Any audio nut can relate with me when I talk about special pieces in our systems. Sometimes we sell them, regret it when we realize how much we enjoyed it and buy it again. I’ve done that once or twice in audio and a few times with cameras (Leica SL which I still own today). When you miss it, regret it and buy it again it means something was special about that piece.
This Amber 3 is one of those pieces.
This Amber 3 may not be a DAC that will thrill you out of the gate, at least it did not for me. What I found is that it’s strengths lie in what it DOES NOT DO, which is artificially change the music to wow you out of the gate like some other DAC’s. It doesn’t try hard, it just does its thing and does it well. It’s refined, dense and insanely musical.
This DAC for me is another one of those “Special” pieces just as my Feickert Turntable and Koetsu Cartridge is. Just like the Pass Labs Class A amplification. Just as my Klipsch LaScala AL5’s are. This DAC creates MUSIC and does so without any hint of digital glare, strain or grit and it is more like an instrument that brings you closer to the music without the fluff and gimmicks of competitors in the same price range.
My Amber 3 is basic. No volume control or balanced outs as those set you back extra if you order new. I went used and had to go with what was available. I had to stay within a budget and even so I am blown away by the rich music that this DAC creates.
I have also found a solution to the hum that comes from within the DAC at times (not heard through speakers). Turns out I discovered when my TV is on in my living room the small buzz/hum is heard from the DAC. When it is off, the DAC is silent. Strange but 100% OK with me as the sound this puts out is well worth a small hum as it is not audible from my listening seat. When the TV is off, it is about as silent as my Chord Qutest and that is amazing seeing that this is a tube DAC.
As thrilled as I was with the Chord Qutest (and it is still one of my top 3 fave dacs) when compared to the Lampizator Amber 3 it allowed me to hear a whole new level of emotion.

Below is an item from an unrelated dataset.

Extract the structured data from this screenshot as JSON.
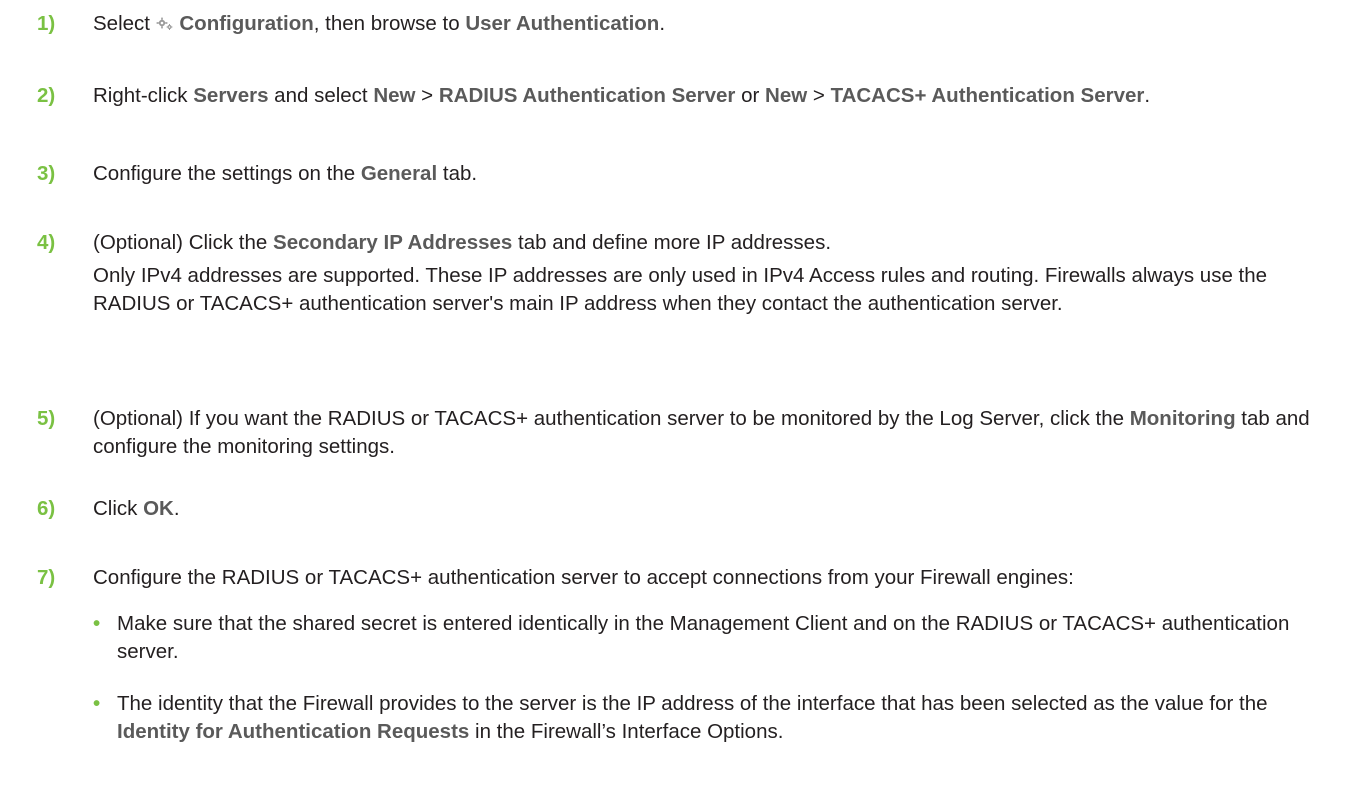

Yes the Qutest can wow you with it’s hard hitting dynamics and bass, as well as the haunting placement of vocalists within your space but the Amber 3 does those things as well, just more organically and with more realism, space and a haunting realistic tone.
I can only imagine what the higher end Lampizator DAC’s sound like as I am smitten with this Amber 3.
It took me a bit to really understand what the Amber 3 was doing and to appreciate it deeply but now I do, and now I could not be without it. The Hype on the Lampizator DAC’s is real, at least for this Amber 3 model that is the lowest cost model they offer.
The Amber 3 truly makes music sound like real music rather than tipped up presentations and I have heard no weaknesses here at all. This DAC also has some trickle down tech from ghat gorgeous $30k Pacific DAC and that is pretty cool as well : )
I recommend an audition of this DAC (as hard as that may be) if you like your music to sound fluid, full, sweet, expansive and with sweet vocals. If you tire of the tipped up treble and flash that some very pricey DAC’s bring and just want to focus on the music, this Amber 3 will do it for you. Wether you are streaming Spotify, Tidal, Qobuz or playing DSD files from your server this DAC delivers on all fronts.
It does not have the best punch, the best separation or best 3 dimensionality. It’s not crazy transparent but it is above all else, musical.
You can order one new from Lampizator Direct. You can also search The Music Room to see what they have used. I have no affiliation with either Lampizator or The Music Room and I make not a cent from these audio reviews. They are done as a passion project as I love writing about my experiences with audio gear if I enjoy a piece of gear. If I dislike a piece of gear I do not review it. This was bought and paid for with my own cash as I had to hear a Lampizator, and it does not disappoint!
I thank you all for reading, I am going to get back to listening!
NOTE: SPECS of the Amber 3: Up to 32-bit/384kHz decoding (for PCM); DSD is supported up to DSD256, or Quad DSD.